1917–2017. Cette année marque le centenaire de la Révolution russe. Si certaines réponses apportées au XXe siècle ont échoué, les questions qu’elles posaient n’ont, elles, rien perdu de leur actualité.
Pour toute personne de gauche, 2017 est une année singulière. Il y a cent ans, un vent d’optimisme révolutionnaire traversait l’Europe. Aujourd’hui, que faire de cet héritage ? Des erreurs ont été commises, parfois tragiques. Et pourtant, faut-il se résoudre à avoir honte de nos idées sous prétexte que des dictatures se sont réclamées d’elles pour assouvir leur soif de domination ?
A-t-on renoncé à l’idée de démocratie après l’échec de 1789, qui déboucha sur la Terreur puis l’Empire ? Si l’URSS et le parti bolchevik ont failli, si la social-démocratie a perdu ses repères, faut-il pour autant « jeter le bébé avec l’eau du bain » ?

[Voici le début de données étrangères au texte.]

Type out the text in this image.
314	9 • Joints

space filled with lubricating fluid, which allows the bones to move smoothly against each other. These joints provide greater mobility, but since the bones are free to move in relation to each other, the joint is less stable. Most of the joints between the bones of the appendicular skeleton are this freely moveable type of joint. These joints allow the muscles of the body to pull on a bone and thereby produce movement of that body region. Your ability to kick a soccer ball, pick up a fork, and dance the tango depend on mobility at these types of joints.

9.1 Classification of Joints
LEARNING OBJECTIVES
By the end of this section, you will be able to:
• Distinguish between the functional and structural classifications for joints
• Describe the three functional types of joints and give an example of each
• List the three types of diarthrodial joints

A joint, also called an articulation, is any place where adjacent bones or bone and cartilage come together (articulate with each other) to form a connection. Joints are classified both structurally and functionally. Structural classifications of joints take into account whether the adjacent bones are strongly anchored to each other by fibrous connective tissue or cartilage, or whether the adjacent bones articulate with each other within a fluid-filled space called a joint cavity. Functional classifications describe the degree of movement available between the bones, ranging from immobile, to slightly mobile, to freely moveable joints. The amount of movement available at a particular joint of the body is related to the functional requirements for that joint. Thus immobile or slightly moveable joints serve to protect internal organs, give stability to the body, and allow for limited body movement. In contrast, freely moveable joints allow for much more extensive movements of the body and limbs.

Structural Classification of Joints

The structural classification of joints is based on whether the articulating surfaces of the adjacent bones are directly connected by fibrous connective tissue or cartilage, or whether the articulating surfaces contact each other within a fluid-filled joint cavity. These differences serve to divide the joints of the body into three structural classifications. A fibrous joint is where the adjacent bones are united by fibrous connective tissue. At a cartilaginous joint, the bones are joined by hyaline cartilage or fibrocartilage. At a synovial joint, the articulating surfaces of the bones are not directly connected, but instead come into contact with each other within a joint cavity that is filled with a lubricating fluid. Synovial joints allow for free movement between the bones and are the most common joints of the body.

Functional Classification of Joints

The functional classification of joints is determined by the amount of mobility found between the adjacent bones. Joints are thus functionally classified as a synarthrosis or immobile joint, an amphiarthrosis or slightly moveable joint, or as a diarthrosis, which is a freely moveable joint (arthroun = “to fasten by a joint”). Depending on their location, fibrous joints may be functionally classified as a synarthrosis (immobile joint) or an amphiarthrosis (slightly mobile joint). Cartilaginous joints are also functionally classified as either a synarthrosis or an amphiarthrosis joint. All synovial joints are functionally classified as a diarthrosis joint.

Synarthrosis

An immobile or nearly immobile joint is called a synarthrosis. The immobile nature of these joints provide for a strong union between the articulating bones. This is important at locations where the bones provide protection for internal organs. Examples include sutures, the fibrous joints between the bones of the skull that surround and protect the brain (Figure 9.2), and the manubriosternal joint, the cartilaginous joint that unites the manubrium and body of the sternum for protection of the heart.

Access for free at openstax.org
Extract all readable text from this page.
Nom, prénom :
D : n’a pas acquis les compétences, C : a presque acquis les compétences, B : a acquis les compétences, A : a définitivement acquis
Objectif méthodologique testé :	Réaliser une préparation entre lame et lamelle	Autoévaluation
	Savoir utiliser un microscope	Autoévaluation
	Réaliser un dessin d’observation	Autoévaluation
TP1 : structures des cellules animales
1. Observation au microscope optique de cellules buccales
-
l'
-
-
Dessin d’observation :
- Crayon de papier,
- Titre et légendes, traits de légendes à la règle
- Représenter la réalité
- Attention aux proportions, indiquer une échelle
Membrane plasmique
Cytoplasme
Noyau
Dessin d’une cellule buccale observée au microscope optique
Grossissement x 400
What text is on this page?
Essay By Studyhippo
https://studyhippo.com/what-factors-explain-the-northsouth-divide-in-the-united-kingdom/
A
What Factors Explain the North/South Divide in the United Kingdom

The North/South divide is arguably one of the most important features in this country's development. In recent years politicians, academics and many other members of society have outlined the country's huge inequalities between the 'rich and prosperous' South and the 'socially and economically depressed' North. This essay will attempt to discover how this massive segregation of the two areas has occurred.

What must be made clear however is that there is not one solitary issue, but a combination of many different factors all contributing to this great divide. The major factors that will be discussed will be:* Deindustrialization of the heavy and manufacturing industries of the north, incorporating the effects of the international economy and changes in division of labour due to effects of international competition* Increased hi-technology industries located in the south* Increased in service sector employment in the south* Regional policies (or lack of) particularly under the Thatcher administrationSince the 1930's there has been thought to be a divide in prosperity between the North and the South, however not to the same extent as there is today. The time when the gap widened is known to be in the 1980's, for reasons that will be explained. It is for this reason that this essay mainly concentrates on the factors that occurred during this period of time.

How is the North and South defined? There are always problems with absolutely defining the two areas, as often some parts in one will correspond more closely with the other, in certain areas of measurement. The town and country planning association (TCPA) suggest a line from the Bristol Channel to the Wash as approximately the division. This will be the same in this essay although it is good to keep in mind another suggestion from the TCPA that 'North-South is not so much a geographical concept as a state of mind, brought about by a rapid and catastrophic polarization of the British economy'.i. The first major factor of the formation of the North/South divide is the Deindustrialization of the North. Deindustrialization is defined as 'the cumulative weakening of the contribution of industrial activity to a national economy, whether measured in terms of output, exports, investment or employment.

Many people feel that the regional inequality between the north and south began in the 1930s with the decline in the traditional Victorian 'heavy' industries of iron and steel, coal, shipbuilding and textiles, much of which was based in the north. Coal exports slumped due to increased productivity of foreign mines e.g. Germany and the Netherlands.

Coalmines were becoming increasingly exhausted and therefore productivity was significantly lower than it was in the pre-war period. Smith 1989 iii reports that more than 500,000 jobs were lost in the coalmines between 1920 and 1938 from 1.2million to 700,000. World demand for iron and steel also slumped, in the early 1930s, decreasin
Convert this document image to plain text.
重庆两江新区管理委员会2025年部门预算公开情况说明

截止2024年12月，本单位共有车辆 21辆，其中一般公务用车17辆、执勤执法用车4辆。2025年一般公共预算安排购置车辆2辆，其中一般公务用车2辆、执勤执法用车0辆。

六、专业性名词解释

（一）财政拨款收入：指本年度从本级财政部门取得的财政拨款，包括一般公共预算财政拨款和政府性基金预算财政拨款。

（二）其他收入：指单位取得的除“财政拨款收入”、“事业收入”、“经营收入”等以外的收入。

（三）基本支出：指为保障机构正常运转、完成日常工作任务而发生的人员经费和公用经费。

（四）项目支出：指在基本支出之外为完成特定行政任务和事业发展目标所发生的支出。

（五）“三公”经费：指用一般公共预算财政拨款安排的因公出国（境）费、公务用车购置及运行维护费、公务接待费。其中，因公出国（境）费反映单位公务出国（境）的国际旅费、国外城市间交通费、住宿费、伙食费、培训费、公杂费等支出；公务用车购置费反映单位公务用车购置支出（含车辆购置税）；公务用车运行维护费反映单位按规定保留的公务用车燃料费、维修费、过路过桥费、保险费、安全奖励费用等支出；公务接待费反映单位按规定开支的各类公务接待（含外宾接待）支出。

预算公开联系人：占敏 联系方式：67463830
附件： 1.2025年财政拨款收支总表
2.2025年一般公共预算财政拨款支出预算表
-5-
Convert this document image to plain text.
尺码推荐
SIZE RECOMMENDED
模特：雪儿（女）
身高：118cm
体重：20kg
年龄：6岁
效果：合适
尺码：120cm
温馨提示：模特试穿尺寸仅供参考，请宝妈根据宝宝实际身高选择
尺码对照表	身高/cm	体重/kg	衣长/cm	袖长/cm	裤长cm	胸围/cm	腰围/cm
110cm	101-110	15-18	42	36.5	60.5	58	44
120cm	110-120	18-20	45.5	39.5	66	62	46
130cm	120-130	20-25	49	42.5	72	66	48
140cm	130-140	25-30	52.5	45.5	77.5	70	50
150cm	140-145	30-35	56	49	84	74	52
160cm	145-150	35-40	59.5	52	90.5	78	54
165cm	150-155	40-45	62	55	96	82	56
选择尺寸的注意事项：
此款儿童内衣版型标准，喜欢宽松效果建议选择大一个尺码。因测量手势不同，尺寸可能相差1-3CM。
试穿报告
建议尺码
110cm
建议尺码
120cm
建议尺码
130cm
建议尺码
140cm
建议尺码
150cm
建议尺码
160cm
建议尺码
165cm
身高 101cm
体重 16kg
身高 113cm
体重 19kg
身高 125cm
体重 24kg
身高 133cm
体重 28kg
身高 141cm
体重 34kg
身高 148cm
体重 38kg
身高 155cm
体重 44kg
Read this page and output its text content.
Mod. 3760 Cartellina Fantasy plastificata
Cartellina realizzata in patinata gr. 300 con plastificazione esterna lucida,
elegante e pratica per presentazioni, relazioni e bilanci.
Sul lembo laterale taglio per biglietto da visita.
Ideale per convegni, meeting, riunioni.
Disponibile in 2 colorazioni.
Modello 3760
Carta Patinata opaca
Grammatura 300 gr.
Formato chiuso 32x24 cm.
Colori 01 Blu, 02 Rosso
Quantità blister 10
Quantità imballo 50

Arrêtons-nous un instant sur ces deux héritages majeurs.
Le premier est celui de l’Union soviétique, fondée sur une économie planifiée et centralisée, théoriquement débarrassée du marché. Cette tentative s’est effondrée — non sans pressions extérieures — mais aussi par ses propres contradictions.
Il est toutefois utile de rappeler que l’idée d’une économie planifiée ne naît pas chez Marx. Elle est formulée en 1908 par Enrico Barone, qui n’était ni socialiste ni marxiste. Plus encore, la planification économique trouve ses racines dans l’économie de guerre : fixer des objectifs — industrialisation rapide, productivité, rattrapage — et mobiliser l’ensemble des ressources pour les atteindre. Cette méthode n’a jamais été l’apanage du socialisme. Dans la Russie post-tsariste, il s’agissait aussi de combler un retard historique immense. On connaît la suite.
Le second héritage est celui de la social-démocratie. Pour ses fondateur·rice·s, le socialisme constituait un horizon atteignable par des réformes, au moyen d’une économie mixte. Une question sincère animait alors le mouvement : comment transformer durablement le capitalisme sans retour en arrière possible ?
Après la Seconde Guerre mondiale, cette ambition fut progressivement abandonnée. Le réformisme demeura, mais sans projet de dépassement. En Suisse, le tournant est clair : en 1959, le Parti socialiste suisse efface toute référence marxiste de son programme. Arrivé en tête des élections fédérales de 1955, il fallait prouver sa « bonne volonté » pour entrer au gouvernement.
Dès lors, la social-démocratie s’est contentée d’une politique d’accompagnement, laissant le champ libre au capitalisme. Là aussi, on connaît la fin. Ils ont échoué — mais ils ont essayé.
À notre tour désormais de répondre à cette dégénérescence du laisser-faire, à cet abandon méthodique de toute régulation, de tout contrôle des entreprises qui accumulent les profits. Si nous voulons avoir une chance de succès, il faudra poser les mêmes questions que celles et ceux qui nous ont précédé·e·s — sans nécessairement leur apporter les mêmes réponses.